Like the Velvet Underground, their most obvious influence, the chart success of the Jesus and Mary Chain was virtually nonexistent, but their artistic impact was incalculable; quite simply, the Scottish group made the world safe for white noise, orchestrating a sound dense in squalling feedback that served as an inspiration to everyone from My Bloody Valentine to Dinosaur Jr. Though the supporting players drifted in and out of focus, the heart of the Mary Chain remained vocalists and guitarists William and Jim Reid, Scottish-born brothers heavily influenced not only by underground legends like the Velvets and the Stooges but also by the sonic grandeur and pop savvy of Phil Spector and Brian Wilson. In the Jesus and Mary Chain, which the Reids formed outside of Glasgow in 1984 with bassist Douglas Hart and drummer Murray Dalglish (quickly replaced by Bobby Gillespie), these two polarized aesthetics converged; equal parts bubblegum and formless guitar distortion, their sound both celebrated pop conventions and thoroughly subverted them.

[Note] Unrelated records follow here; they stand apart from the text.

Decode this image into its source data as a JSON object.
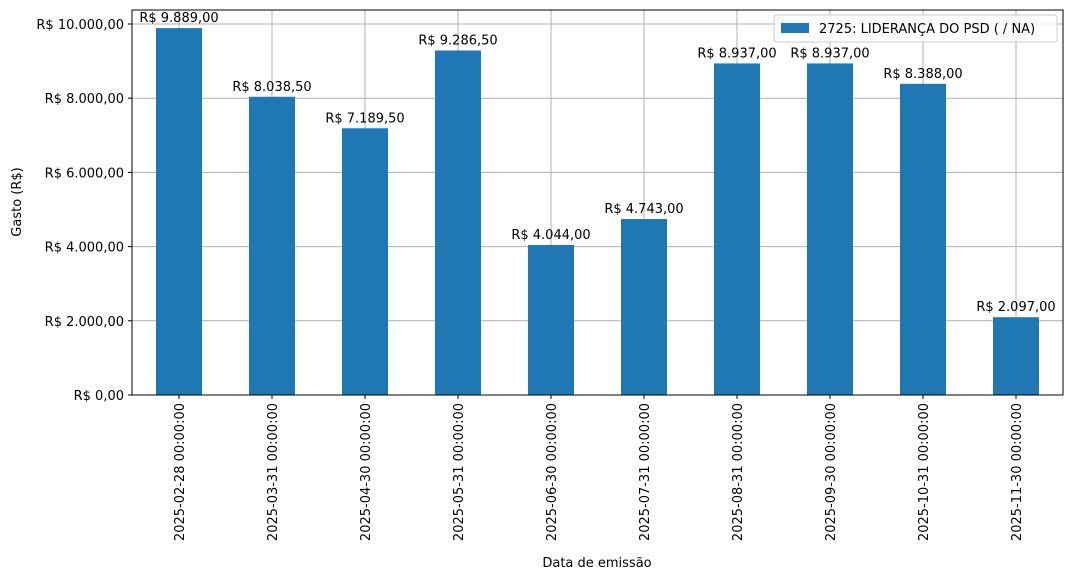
{
  "chart_data": {
    "type": "bar",
    "title": "",
    "xlabel": "Data de emissão",
    "ylabel": "Gasto (R$)",
    "ylim": [
      0,
      10400
    ],
    "grid": true,
    "legend_position": "upper right",
    "categories": [
      "2025-02-28 00:00:00",
      "2025-03-31 00:00:00",
      "2025-04-30 00:00:00",
      "2025-05-31 00:00:00",
      "2025-06-30 00:00:00",
      "2025-07-31 00:00:00",
      "2025-08-31 00:00:00",
      "2025-09-30 00:00:00",
      "2025-10-31 00:00:00",
      "2025-11-30 00:00:00"
    ],
    "series": [
      {
        "name": "2725: LIDERANÇA DO PSD ( / NA)",
        "color": "#1f77b4",
        "values": [
          9889.0,
          8038.5,
          7189.5,
          9286.5,
          4044.0,
          4743.0,
          8937.0,
          8937.0,
          8388.0,
          2097.0
        ],
        "labels": [
          "R$ 9.889,00",
          "R$ 8.038,50",
          "R$ 7.189,50",
          "R$ 9.286,50",
          "R$ 4.044,00",
          "R$ 4.743,00",
          "R$ 8.937,00",
          "R$ 8.937,00",
          "R$ 8.388,00",
          "R$ 2.097,00"
        ]
      }
    ],
    "yticks": [
      {
        "value": 0,
        "label": "R$ 0,00"
      },
      {
        "value": 2000,
        "label": "R$ 2.000,00"
      },
      {
        "value": 4000,
        "label": "R$ 4.000,00"
      },
      {
        "value": 6000,
        "label": "R$ 6.000,00"
      },
      {
        "value": 8000,
        "label": "R$ 8.000,00"
      },
      {
        "value": 10000,
        "label": "R$ 10.000,00"
      }
    ]
  },
  "colors": {
    "bar": "#1f77b4",
    "grid": "#b0b0b0",
    "axis": "#000000"
  }
}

In late 1984, the band issued its seminal debut single, “Upside Down,” a remarkable blast of live-wire feedback anchored by a caveman-like drumbeat; the record made the JMC an overnight sensation in the U.K., as did their nascent live shows, 20-minute sets of confrontational noise (performed with the bandmembers’ backs to the audience) which frequently ended in rioting. The follow-up, “You Trip Me Up,” further perfected the formula, and led to their 1985 debut LP Psychocandy, which gift-wrapped sweet, simple pop songs in ribbons of droning guitar fuzz. After a two-year layoff (during which time Gillespie exited to form Primal Scream and was replaced by John Moore), the Jesus and Mary Chain returned with Darklands, a dramatic shift in approach that stripped away the feedback to expose the skeletal guitar pop at the music’s core. After a sprawling 1988 collection of singles, B-sides, and demos titled Barbed Wire Kisses, they emerged with Automatic, which introduced a more tightly coiled brand of feedback while jettisoning Moore’s live drums in favor of synthesized beats.
After another long absence, the Mary Chain (minus Hart) resurfaced in 1992 with Honey’s Dead, and earned greater U.S. visibility thanks to a spot on that summer’s Lollapalooza lineup; the first single, “Reverence,” also won them renewed attention at home when Top of the Pops banned the song because of its opening lines, “I wanna die just like Jesus Christ” and “I wanna die just like JFK.” With 1994’s gentle, largely acoustic Stoned & Dethroned, they even reached the U.S. pop charts thanks to the lovely single “Sometimes Always,” a duet with Mazzy Star’s Hope Sandoval. Another collection of scattered sides, The Jesus and Mary Chain Hate Rock ‘n’ Roll, followed a year later, highlighted by the single “I Hate Rock ‘n’ Roll,” a scabrous swipe that reclaimed the pure noise attack of their earliest work. Moving to Sub Pop, they returned with Munki in 1998. William Reid left the group during the subsequent tour, and in 1999, the Jesus and Mary Chain officially disbanded.